The function of the dental office personnel in diet
modification is one of counselling, providing
information, motivation and encouragment.
The diet used in caries prevention is essentially a
healthy, adequate, balanced diet and resembles a
normal diet except for the exclusion of a few food
components and eating practices.
114. Changes in dietary habits are reflected within a couple of
weeks in corresponding reductions in the numbers of oral
lactobacilli and streptococcus mutans.
Follow up visits are adivsed so that the patients diet can be
rechecked and further modifications adopted if necessary.
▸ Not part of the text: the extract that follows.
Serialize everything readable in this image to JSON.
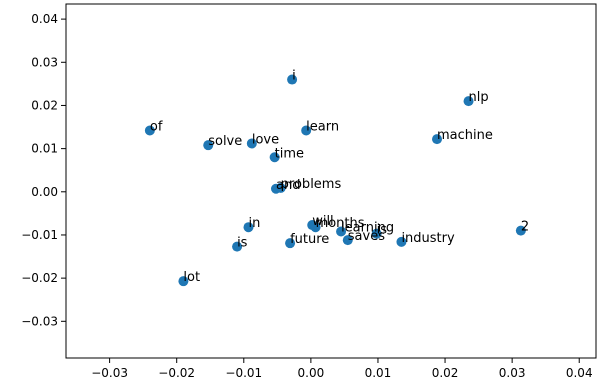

The control of dental caries through nutritional or dietary
means is impossible to achieve on the basis of a mass
prevention program and, for this reason, is relatively
unimportant in public health preventive dentistry is contrast
to fluoridation of water supplies.
The chief nutritional measure advocated for the control of
dental caries is restriction of refined carbohydrate intake. Only
the most cooperative patient will adhere rigidly to the type of
diet designed to reduce sugar consumption drastically.
For this reason, clinical studies on large groups of patients for
the purpose of ascertaining the extent of caries reduction that
would occur with restriction of sugar consumption are difficult
to carry out.
115. PHOSPHATE DIETS
Stralfors mixed 2% dibasic calcium phosphate into the
bread , flour, and sugar used in a school lunch program in
Sweden and obtained a significant reduction in caries
incidence in the maxillary incisors over a two year period.
Ship and Mickelsen found no meaningful reduction in the
caries attack rate of children consuming a diet in which
flour used in the preparation of bakery products was
supplemented with 2% calcium acid phosphate for three
years.
The cariostatic superiority of sodium dihydrogen phospate
over calcium acid phosphate was attributd to the greater
systemic action of the sodium salt as demonstrated by
radiophosphorus uptake studies on sound and carious
enamel.
116. PIT AND FISSURE SEALANTS
Pits and fissures of occlusal surfaces are among the
most difficult areas on teeth to keep clean and from
which to remove plaque.
Because of this, it was suggested many years ago that
prophylactic odontomy, the preparation of cavities in
these areas and their restoration by some material
such as amalgam before extensive decay had
developed, be carried out. In this way, these caries
susceptible pit and fissure areas would be made less
susceptible to subsequent caries.
The sealant is not necessarily required to fill the
entire depth of the fissure, but it must extend along
its entire length, bonding firmly at the fissure entry.
117. A major breakthrough in the efforts to produce an
effective sealant occurred when Buonocore reported
greatly improved retention of an acrylic filling material
to an enamel surface that had been etched with a 50%
phosphoric acid solution.
The etchant, referred to as a conditioning agent,
removes surface layers and a part of the enamel surface
to about 5-10um and thereby produce surface
irregularity into which the resin material penetrate and
polymerize.
118. CONCLUSION
Diagnosis prevention and treatment of dental caries must
be the foremost objectives of operative dentistry.
-Research efforts in understanding the caries process,
maximizing the benefits of fluoride and chlorohexidine
use, and perhaps, developing anti caries vaccines must
be continued
-patient education and motivation in the prevention and
treatment of dental caries must be stressed.
Finally the clinical treatment of cavitated carious teeth must
be accomplished judiciously and appropriately.